Mallory stirred and groaned and fought his way up from the depths of exhausted sleep. Painfully he eased himself back on the metal-framed bucket-seat, wondering peevishly when the Air Force was going to get round to upholstering these fiendish contraptions. Then he was fully awake, tired, heavy eyes automatically focusing on the luminous dial of his wrist-watch. Seven o’clock. Just seven o’clock — he’d been asleep barely a couple of hours. Why hadn’t they let him sleep on?

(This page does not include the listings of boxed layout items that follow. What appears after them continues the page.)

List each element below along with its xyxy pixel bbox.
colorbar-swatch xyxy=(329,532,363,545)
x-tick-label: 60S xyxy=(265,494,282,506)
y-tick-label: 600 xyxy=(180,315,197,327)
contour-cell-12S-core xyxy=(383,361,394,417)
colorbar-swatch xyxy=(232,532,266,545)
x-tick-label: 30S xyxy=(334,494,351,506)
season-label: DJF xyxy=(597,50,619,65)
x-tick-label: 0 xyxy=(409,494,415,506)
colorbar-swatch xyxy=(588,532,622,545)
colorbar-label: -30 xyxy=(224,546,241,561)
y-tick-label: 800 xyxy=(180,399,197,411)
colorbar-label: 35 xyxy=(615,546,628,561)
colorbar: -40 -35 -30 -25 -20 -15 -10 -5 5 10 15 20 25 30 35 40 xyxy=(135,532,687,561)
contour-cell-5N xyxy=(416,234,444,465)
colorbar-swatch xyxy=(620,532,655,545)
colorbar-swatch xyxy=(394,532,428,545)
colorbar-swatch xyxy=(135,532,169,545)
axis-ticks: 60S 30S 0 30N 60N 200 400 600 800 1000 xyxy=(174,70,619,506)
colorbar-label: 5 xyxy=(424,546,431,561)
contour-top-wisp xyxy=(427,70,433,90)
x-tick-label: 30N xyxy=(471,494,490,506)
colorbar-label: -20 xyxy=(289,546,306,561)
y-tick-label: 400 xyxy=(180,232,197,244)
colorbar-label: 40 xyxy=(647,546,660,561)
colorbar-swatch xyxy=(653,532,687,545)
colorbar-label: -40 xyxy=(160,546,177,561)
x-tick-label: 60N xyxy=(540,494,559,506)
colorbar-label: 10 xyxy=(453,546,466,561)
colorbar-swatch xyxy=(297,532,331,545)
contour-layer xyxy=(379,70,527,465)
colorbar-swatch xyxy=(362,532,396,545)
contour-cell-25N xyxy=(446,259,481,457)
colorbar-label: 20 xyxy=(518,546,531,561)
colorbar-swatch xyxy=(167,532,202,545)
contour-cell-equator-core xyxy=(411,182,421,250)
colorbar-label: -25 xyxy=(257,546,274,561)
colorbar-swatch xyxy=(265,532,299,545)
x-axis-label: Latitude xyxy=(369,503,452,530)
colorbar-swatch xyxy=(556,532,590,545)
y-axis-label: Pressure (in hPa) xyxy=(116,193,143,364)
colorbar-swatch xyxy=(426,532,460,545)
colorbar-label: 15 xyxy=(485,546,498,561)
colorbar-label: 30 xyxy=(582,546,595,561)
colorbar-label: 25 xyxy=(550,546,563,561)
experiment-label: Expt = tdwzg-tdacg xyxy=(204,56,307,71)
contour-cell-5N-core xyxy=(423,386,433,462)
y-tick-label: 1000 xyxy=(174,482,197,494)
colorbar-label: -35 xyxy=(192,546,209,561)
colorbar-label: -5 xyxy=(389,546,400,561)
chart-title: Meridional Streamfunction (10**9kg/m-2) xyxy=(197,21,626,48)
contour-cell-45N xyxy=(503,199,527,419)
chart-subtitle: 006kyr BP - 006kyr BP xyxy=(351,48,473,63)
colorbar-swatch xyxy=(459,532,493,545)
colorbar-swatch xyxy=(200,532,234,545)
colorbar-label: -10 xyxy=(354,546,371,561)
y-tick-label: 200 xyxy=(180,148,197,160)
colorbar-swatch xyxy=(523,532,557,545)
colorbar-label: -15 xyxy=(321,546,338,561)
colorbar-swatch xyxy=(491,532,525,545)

‘Coffee, sir?’ The young air-gunner was still standing patiently by his side, the inverted lid of an ammunition box serving as a tray for the cups he was carrying.

‘Sorry, boy, sorry.’ Mallory struggled upright in his seat, reached up for a cup of the steaming liquid, sniffed it appreciatively. ‘Thank you. You know, this smells just like real coffee.’

‘It is, sir.’ The young gunner smiled proudly. ‘We have a percolator in the galley.’

‘He has a percolator in the galley.’ Mallory shook his head in disbelief. ‘Ye gods, the rigours of war in the Royal Air Force!’ He leaned back, sipped the coffee luxuriously and sighed in contentment. Next moment he was on his feet, the hot coffee splashing unheeded on his bare knees as he stared out the window beside him. He looked at the gunner, gestured in disbelief at the mountainous landscape unrolling darkly beneath them.

‘What the hell goes on here? We’re not due till two hours after dark — and it’s barely gone sunset! Has the pilot —?’

‘That’s Cyprus, sir.’ The gunner grinned. ‘You can just see Mount Olympus on the horizon. Nearly always, going to Castelrosso, we fly a big dog-leg over Cyprus. It’s to escape observation, sir; and it takes us well clear of Rhodes.’

‘To escape observation, he says!’ The heavy transatlantic drawl came from the bucket-seat diagonally across the passage: the speaker was lying collapsed — there was no other word for it — in his seat, the bony knees topping the level of the chin by several inches. ‘My Gawd! To escape observation!’ he repeated in awed wonder. ‘Dog-legs over Cyprus. Twenty miles out from Alex by launch so that nobody ashore can see us takin’ off by plane. And then what?’ He raised himself painfully in his seat, eased an eyebrow over the bottom of the window, then fell back again, visibly exhausted by the effort. ‘And then what? Then they pack us into an old crate that’s painted the whitest white you ever saw guaranteed visible to a blind man at a hundred miles — ‘specially now that it’s gettin’ dark.’